“She’s an odd girl,” went on Arthur. “The other day I met her for the first time for months at the Stores. I went there to get some things for mother, and I ran against Rachel. She was beautifully dressed, looked awfully smart, and seemed quite confused at meeting me. She didn’t answer when I asked her where she was living, but said her mother was at Brighton and her sister at school in Richmond. And I asked her why she hadn’t been to see us, and she said she had meant to come, but had been busy. And she promised to come last Sunday, but she didn’t.”
“Is she living in town?”
“I don’t know; but she’s doing well, anyhow. She looked remarkably prosperous. She puzzled me altogether.”
Gerard, whose interest in Rachel Davison had been revived and strengthened by this meeting, and these details concerning the girl who had roused his keen admiration, called next Sunday at the Aldingtons, but only to be disappointed and still further puzzled by the accounts he received of Rachel Davison.
For Rose had met her, shopping at Marshall and Snelgrove’s, and Rachel, who was exquisitely dressed and accompanied by a well-dressed but undistinguished-looking man had cut her dead.
“She’s married, I suppose, and to some sweep whom she doesn’t want to introduce to us,” suggested Arthur.

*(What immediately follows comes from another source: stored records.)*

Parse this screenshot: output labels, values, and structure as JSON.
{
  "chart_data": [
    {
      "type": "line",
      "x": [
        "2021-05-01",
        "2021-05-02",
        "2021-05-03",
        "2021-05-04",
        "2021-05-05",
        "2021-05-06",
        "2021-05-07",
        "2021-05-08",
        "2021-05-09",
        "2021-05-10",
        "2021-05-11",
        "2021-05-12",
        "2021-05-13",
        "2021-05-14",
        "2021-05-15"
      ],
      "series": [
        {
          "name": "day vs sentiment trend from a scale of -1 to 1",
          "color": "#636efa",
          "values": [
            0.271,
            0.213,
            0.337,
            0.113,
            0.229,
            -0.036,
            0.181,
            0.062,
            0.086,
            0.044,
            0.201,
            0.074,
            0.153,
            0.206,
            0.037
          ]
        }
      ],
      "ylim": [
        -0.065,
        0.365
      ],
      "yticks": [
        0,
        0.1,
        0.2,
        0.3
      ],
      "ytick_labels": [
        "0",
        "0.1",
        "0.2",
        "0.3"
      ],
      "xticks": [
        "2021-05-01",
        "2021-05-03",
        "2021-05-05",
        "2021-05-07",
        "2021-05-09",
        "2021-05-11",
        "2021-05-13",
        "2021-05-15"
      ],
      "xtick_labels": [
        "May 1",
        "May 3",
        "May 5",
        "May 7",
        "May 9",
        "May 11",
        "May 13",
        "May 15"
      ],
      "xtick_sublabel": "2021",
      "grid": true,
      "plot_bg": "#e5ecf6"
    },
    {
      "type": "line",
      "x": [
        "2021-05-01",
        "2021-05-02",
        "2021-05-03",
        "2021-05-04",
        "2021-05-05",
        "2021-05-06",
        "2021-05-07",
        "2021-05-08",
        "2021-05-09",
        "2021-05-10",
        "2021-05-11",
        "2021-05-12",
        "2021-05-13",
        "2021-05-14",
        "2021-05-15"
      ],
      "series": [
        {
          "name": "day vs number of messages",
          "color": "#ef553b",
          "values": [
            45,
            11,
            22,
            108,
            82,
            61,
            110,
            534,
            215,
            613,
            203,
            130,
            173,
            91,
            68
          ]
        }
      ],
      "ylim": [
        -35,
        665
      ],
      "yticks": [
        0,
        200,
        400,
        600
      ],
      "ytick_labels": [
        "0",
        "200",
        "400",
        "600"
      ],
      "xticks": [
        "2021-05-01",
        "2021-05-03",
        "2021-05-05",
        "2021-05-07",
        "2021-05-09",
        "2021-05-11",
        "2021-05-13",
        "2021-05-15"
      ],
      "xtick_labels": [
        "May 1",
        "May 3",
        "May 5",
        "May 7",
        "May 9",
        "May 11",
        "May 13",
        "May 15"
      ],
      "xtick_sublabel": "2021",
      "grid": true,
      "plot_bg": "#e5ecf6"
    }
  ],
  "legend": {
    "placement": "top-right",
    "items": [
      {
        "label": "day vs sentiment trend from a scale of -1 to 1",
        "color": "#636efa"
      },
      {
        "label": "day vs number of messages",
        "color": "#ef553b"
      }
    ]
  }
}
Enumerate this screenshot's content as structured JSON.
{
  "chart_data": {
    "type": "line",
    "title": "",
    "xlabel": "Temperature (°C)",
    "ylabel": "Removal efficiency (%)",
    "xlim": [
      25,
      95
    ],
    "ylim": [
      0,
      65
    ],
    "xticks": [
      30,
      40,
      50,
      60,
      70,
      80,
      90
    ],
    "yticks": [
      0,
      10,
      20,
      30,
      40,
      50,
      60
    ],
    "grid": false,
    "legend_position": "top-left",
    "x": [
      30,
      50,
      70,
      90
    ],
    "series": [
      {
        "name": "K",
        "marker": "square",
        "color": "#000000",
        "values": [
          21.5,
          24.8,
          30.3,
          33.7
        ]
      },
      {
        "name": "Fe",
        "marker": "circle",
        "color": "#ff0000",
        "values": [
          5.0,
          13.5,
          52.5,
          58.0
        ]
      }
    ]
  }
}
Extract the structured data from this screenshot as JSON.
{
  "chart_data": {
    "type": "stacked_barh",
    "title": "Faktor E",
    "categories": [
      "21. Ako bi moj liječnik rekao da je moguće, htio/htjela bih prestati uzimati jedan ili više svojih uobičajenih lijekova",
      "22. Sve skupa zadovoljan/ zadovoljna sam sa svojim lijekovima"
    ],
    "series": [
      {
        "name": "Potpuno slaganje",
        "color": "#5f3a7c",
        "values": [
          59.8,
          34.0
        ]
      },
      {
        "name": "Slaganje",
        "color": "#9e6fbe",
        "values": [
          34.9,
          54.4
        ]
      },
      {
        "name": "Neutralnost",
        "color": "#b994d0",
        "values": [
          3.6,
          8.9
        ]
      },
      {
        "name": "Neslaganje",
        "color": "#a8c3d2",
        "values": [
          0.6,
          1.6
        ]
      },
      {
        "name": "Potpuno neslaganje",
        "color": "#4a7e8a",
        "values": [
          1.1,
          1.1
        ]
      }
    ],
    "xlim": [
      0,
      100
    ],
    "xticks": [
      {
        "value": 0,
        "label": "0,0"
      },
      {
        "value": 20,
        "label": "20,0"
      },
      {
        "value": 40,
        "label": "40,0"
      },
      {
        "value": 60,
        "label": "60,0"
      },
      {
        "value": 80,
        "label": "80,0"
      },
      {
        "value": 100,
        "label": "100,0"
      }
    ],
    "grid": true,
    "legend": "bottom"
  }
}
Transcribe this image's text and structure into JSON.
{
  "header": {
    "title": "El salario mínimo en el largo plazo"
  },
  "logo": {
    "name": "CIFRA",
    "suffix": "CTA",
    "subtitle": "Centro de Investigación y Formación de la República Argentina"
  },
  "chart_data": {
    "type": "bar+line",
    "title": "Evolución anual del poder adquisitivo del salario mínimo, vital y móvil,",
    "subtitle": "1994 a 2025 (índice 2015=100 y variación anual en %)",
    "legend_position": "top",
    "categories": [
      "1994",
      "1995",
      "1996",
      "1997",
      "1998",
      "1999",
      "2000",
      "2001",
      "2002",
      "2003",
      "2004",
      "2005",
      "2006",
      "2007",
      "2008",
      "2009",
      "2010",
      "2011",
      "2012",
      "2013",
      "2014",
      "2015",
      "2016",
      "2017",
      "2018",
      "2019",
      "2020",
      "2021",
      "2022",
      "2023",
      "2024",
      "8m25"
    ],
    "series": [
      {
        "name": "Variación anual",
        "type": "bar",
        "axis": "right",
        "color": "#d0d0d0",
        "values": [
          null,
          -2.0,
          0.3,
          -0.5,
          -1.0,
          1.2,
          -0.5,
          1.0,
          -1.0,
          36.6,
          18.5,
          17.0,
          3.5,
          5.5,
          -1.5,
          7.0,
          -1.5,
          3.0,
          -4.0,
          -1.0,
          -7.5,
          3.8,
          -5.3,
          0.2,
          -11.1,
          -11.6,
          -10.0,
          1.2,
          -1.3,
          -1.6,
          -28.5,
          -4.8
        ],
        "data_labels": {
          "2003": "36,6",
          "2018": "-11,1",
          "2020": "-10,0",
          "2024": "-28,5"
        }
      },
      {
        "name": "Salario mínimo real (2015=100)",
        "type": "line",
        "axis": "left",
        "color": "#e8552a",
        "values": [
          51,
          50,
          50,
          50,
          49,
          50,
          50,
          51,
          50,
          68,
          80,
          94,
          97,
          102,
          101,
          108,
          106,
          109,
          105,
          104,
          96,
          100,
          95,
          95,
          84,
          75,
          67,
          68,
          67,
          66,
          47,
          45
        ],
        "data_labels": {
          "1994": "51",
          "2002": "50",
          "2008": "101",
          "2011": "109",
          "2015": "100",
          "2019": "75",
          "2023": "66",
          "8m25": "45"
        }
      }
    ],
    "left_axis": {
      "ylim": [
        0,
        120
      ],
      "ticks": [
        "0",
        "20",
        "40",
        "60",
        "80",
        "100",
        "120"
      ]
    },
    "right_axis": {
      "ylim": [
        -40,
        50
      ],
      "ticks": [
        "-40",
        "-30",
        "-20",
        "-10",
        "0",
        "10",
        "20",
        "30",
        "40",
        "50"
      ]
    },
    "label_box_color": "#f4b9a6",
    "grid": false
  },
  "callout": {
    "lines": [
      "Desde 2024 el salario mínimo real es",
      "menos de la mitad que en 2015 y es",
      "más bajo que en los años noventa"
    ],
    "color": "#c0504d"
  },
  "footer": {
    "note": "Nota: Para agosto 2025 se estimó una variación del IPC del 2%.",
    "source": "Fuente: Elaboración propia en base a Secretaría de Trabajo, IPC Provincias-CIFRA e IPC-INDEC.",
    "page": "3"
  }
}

And Gerard’s spirits ran down to zero at the thought.
CHAPTER II
It was two months later than this meeting, and nearly eight months after his first meeting with Rachel Davison, when Gerard Buckland, as he was “doing” the Academy with a listless air on a hot afternoon in June, came suddenly upon a sight which at once changed his listlessness into excitement of the most violent kind.
In front of him, with half a dozen Provincial and suburban loungers in between, were two girls, both beautifully dressed, of whom Gerard at once recognized the elder to be Rachel Davison.